Her hands were firm and assured as she tried to assess Elodie’s health, taking her temperature and pulse. Always the professional, a consummate healer.
Elodie swatted her away. Her hand hit against a metal bracelet on her cousin’s wrist, hard and cold as iron. Elodie’s eyes grew round with alarm.
‘Roland! Where’s Roland?’
Maryn just frowned, hesitating to answer, and Elodie somehow knew that everything was so much worse than she had feared. Endlessly worse. ‘Maryn? What has happened?’
Her cousin winced and then swallowed hard as she considered her possible answers.
‘Majesty,’ she replied in formal tones that warned Elodie that her fears were well founded. The Maiden of the Aurum wore a shadow-wrought steel bracelet which smothered her magic. How could anything be good in any of this? ‘I regret to inform you that Pelias has fallen. The regents’ council surrendered the city to the forces of Ilanthus. We are prisoners, you and I. King Leander of Ilanthus has taken Asteroth.’
‘Through what right?’ Elodie snarled. Leander? King? Not while she lived.
‘Through right of conquest, and through right of marriage. He has claimed Wren as his bride.’
CHAPTER 39
FINN
Pelias had fallen. That was the first problem and not what Finn had expected. It had taken them two days’ hard riding from the scene of the ambush to reach the outskirts of the city to find everywhere was quiet, terrified. The whole land seemed to have fallen under a spell of fear. The closer they got the more devastation they met. The land was ravaged, just as Leander had promised.

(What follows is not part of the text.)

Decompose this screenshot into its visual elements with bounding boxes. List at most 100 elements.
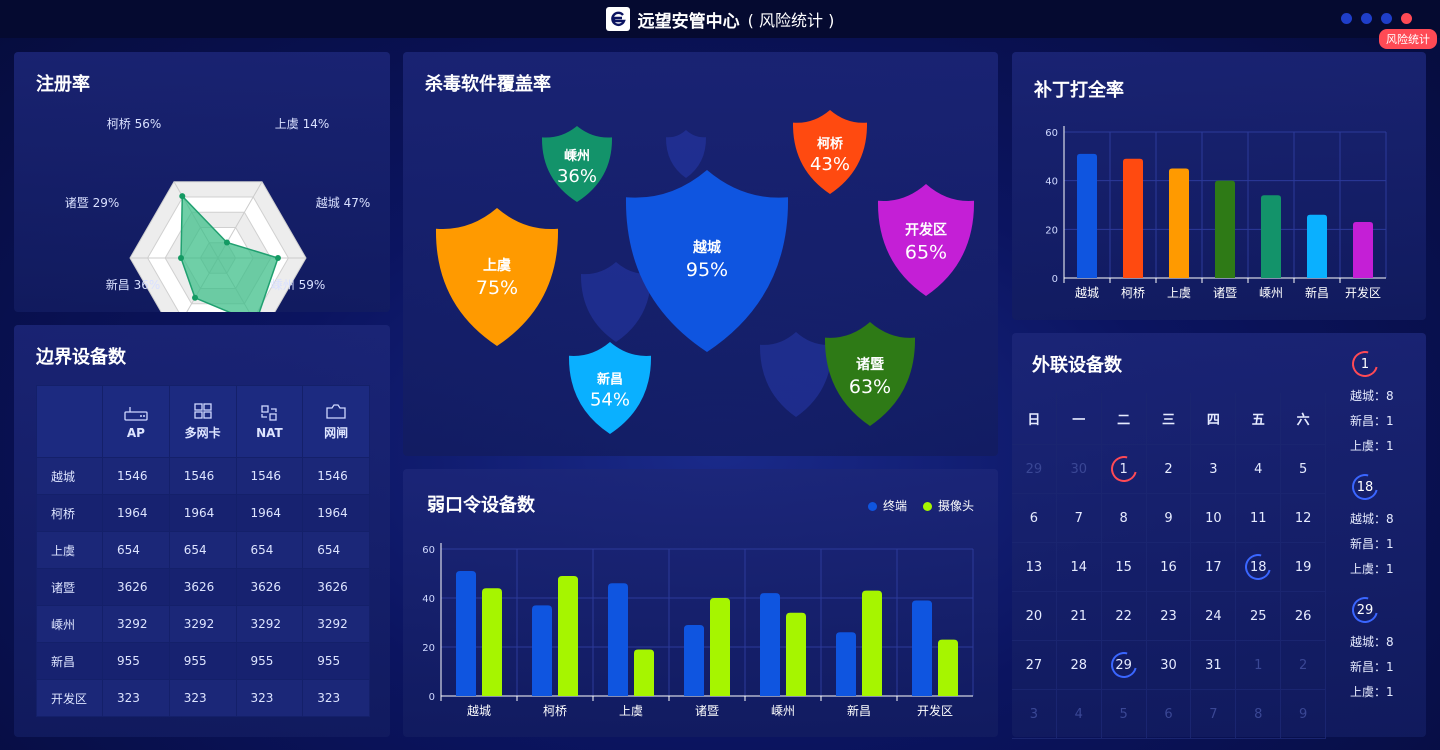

They had lost Wren, and Laurence too. And the crown. Now it appeared they had lost everything.
Roland rode like a man in a stupor, consumed by fever and the darkest of magic. Finn had done everything he could to bind him to life with the magic of the Aurum. He was not going to lose the Grandmaster. The wounds had been bad but somehow he had managed to stop the bleeding, and while Olivier had dressed them, Finn had poured as much light into Roland’s body that it ought to have lit him up like the sun. But the injuries weren’t healing and it felt like part of Roland was gone forever, had slipped over the edge into death and not come back.
And wherever that part of him had gone ahead, it was pulling the rest of him after it.
‘We need to rest,’ Anselm told him. ‘He needs to rest. And we need some reconnaissance before we go any further. I don’t like this, Finn. It’s too quiet.’
At least that was something they could agree on.
‘Make camp then, and see to Roland. I’ll ride ahead and?—’
‘No,’ Anselm said. ‘You’re not yourself and you might be all that’s keeping Roland with us right now.’ Anselm was never one to sugar-coat things. ‘I’ll go. I know secret ways through the city and who to talk to. I’ll be quick. You stay here. Olivier can help tend Roland and you…’ That look again, suspicion and concern twisted together. It wasn’t that Anselm didn’t trust him, Finn knew that instinctively, but he was wary.
The reports that had greeted them on the road, when they met fleeing refugees, were not good. Leander had arrived by sea with half his army and the others had poured south along the coast and through the forests. The city guards had died in their droves trying to hold back the onslaught. Rather than submit to siege, a completely unprepared Pelias had opened the gates on the orders of the regents’ council.
That didn’t seem possible. Finn tried to imagine Lady Ylena giving up like that. And what had happened to the Knights of the Aurum?
If anyone could find out it would be Anselm. Finn had to trust in that.
Olivier helped set up a camp in a small copse of trees and they waited. The night stretched out in silence. Roland slept soundly and Finn kept watch until Olivier relieved him.
‘Will he return to us?’ he asked. Of Roland, not Anselm. Finn knew to his core that Olivier had no doubts whatsoever about Anselm. Before long, their friend would be back with the information they needed.
Roland, however, was another matter entirely.
‘He needs a proper healer,’ said Finn. ‘I don’t know what I’m doing. Elodie would. And Wren. But I…’
The Aurum might be blazing inside him constantly, just like the holy flame in the Sacrum, but it shouldn’t be. In battle it had felt like music, sweeping over him and through him in a wave he couldn’t control. He was lost in it and his body fought with a will of its own, with a fury he had never possessed. He had never felt so much like a Paladin, consumed in the power of the light, so powerful and yet so helpless at the same time.
The Aurum would destroy him. And he would let it. Gladly.
A sound in the trees brought the two of them to alertness in an instant. Finn nodded to Olivier, who rose slowly and backed towards Roland, intent on defending him.
‘What happened to him?’ a young voice said from the depths of the foliage.
‘Robin?’ Olivier gasped and Finn recalled the two witchkind children who Roland had said brought them to the College of Winter.